The problem is that if ROGD is misdiagnosed, there is a possibility that the subject will be placed on masculinising HRT and scheduled for surgeries. These will permanently and irreversibly change her body. Now, in the case of HSTS and particularly the MtF form, this is justifiable. The subject is homosexual and will never change; even if the individual were to desist, that individual would still be homosexual and have no desire for the opposite sex. If ROGD is not a real Gender Dysphoria but instead a combination of other factors being misdiagnosed, then other possibilities obtain. One of these is that the condition will vanish completely after a few years.
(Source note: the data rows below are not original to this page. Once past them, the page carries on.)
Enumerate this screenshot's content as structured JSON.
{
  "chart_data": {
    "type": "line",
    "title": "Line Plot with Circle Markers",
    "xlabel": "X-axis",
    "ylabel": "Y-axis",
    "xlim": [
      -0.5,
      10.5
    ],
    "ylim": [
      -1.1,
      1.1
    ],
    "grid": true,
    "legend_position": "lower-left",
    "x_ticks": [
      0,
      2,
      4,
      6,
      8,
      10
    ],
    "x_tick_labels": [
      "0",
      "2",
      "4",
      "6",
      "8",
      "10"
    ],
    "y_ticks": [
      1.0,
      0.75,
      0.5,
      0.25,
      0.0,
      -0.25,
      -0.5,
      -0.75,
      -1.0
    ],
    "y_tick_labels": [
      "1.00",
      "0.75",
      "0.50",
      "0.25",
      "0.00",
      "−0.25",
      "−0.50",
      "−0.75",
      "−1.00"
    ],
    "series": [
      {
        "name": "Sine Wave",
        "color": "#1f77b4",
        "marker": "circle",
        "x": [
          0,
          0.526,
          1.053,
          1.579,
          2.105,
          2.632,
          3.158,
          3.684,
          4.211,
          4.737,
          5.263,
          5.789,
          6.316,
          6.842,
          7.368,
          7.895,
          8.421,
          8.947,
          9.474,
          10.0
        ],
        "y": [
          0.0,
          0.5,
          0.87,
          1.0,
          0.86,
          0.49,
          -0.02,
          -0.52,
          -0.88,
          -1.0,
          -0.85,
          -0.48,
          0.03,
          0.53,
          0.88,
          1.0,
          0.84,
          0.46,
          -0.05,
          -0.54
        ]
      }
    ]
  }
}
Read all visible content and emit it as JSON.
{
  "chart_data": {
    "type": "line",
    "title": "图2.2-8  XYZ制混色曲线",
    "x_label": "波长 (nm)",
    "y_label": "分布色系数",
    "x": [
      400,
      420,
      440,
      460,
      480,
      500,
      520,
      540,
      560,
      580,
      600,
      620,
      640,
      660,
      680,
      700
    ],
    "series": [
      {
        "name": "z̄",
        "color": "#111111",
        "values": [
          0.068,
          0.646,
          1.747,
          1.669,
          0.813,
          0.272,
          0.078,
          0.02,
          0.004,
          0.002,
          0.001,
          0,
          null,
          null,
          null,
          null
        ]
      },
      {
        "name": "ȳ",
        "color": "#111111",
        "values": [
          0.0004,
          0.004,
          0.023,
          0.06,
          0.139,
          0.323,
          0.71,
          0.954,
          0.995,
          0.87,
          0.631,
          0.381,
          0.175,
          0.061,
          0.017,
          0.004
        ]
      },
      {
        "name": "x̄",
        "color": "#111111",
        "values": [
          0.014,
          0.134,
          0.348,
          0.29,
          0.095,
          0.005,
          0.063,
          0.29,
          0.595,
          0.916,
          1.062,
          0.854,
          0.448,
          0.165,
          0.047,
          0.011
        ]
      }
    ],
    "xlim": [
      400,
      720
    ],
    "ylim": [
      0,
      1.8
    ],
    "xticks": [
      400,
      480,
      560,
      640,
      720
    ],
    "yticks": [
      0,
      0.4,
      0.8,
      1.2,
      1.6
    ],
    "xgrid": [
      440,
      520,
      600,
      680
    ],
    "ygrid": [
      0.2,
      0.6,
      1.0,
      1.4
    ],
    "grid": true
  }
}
But if the subject, who is in this case female, has been given masculinising doses of testosterone, then she will have been rendered sterile and her body changed irreversibly; and even worse if surgery has been carried out.

Parents have to be very careful not to fall into the trap of trans enthusiasm. Even in areas where trans is commonplace, eg southeast Asia, FtM is massively less common than Mtf. While it is certainly not either a statistically valid sample, the author, in years living in the Philippines, has met, interviewed and become friends with many transwomen, but in that time I have met just one genuine transman. That suggests that we might be talking about 50:1 or an even greater disparity. And this is in an environment which could not be more favourable to the development of HSTS identities, because not only is social intolerance low, separation of sex roles is high and both of these have been identified as contributing to a higher incidence of HSTS.

So-called ROGD remains unstudied, but in terms of diagnosis, its very nature, of setting on rapidly in a matter, sometimes, of days, with no prior indications, tells us it is not HSTS and should not be treated as if it were.